During our Limmen Bight experience we weren't overly energetic, and enjoyed sleep ins and afternoon fishing sessions for a couple of days. We caught plenty of barras but they were all undersized, we also got a few Jacks and Groupers. We spent some time with Steve the owner and his sons who told us lots of stories about the camp, people who had stayed there and a heap of local information. He had lived in the area for 46 years and had married a local indigenous girl. When Waz noted his interest in a mining proposal in the area he then showed us some awesome maps of the indigenous history of the area which was a real privilege. Although we had no cash on us we bought a book from him on the basis that we leave the money for him at the 5 Star supermarket in Katherine. If we could function on this level of trust on a day to day basis the world would be a much better place.
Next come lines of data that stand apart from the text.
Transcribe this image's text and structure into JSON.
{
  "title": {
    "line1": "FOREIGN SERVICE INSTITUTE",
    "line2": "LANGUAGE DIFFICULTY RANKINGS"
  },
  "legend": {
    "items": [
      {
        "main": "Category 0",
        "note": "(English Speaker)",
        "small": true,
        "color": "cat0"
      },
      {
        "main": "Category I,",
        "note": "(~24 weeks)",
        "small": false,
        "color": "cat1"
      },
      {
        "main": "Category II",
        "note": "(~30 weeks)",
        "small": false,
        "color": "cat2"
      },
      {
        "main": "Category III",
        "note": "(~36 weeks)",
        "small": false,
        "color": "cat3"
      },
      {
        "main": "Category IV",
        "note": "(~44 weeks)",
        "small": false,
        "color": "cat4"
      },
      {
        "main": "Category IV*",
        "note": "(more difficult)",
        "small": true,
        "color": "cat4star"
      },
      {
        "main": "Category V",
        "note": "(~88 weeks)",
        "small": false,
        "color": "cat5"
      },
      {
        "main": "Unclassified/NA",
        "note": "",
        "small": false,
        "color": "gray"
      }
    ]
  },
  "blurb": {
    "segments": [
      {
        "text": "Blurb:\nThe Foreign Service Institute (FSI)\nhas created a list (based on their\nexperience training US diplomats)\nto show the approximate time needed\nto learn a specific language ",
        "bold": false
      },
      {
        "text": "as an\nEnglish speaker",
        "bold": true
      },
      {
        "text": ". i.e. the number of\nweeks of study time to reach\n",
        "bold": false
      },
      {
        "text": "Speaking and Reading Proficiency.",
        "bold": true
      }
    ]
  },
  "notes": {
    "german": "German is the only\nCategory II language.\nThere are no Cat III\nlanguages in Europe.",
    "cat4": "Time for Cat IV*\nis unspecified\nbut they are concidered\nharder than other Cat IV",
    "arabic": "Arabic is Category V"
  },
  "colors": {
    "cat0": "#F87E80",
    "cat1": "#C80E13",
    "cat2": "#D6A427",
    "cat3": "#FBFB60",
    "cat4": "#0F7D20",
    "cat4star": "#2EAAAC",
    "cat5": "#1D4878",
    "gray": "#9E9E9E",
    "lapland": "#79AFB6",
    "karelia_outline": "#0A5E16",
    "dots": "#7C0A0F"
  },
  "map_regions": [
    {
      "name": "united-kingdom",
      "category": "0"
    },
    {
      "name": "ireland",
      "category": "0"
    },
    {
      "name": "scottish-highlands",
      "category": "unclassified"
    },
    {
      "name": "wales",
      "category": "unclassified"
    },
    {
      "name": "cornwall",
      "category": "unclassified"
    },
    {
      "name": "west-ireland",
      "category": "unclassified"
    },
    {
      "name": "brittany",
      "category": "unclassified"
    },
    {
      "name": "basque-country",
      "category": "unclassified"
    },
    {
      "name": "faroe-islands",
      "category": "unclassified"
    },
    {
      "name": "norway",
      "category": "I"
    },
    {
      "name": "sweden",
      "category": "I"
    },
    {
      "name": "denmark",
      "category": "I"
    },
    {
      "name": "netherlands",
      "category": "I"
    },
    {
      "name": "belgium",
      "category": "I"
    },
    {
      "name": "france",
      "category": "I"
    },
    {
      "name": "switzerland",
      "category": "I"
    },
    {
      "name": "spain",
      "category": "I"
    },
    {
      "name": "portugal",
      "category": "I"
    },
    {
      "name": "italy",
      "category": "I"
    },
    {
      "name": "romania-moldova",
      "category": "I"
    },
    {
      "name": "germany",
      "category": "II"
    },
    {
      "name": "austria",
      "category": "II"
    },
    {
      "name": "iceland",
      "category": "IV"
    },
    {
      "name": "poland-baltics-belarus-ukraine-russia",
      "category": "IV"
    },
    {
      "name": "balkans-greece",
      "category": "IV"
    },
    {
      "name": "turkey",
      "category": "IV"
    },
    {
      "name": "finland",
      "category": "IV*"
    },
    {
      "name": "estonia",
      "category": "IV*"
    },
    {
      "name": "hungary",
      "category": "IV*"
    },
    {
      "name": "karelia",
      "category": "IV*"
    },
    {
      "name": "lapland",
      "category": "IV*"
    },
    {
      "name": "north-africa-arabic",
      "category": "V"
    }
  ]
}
Rampy the crocodile (a croc as big as our boat who hangs out near the boat ramp)


a shark ate Waza's barra

Another pack up and we were on the corrugated road again - we weren't really sure where to though. We thought about staying at Roper Bar but when we saw the hoards of grey nomads we decided to keep going to Mataranka which is famous for it's natural hot springs. After 3 weeks of bull dust, long drop toilets or shovels, dribbly showers and no phone or internet access we were very happy to arrive at campground with all of the modern amenities. Belle enjoyed an hour long shower and we both enjoyed catching up with family and friends on the phone. We also realized that we had got our first flat tyre of the trip, which is a pretty good effort after 11,000kms of corrugated, dirt, sand and rocky tracks. Waz was able to change the tyre with on a grassy patch with a cold beer in hand - it was awesome.
One of our favourite pass times is to watch other campers set up their tents, and giggle while they fight and swear at each other - we would never do anything like that........ All of the grey nomads even cleared out this morning - we are in heaven. We have even been able to enjoy a restaurant cooked meal which was a real treat. Tomorrow we are going to pack up again and head to Katherine and Daly Waters which should be lots of fun. Then off to Darwin to catch up with Lorimyers and Rob......

Quick dip at Bitter Springs

Barra feeding at the campground


Why can't we catch a barra this big??????

1 comment:

  1. Oh thank heavens that fishing is not a competition!!!! Belle, you are starting to talk like one.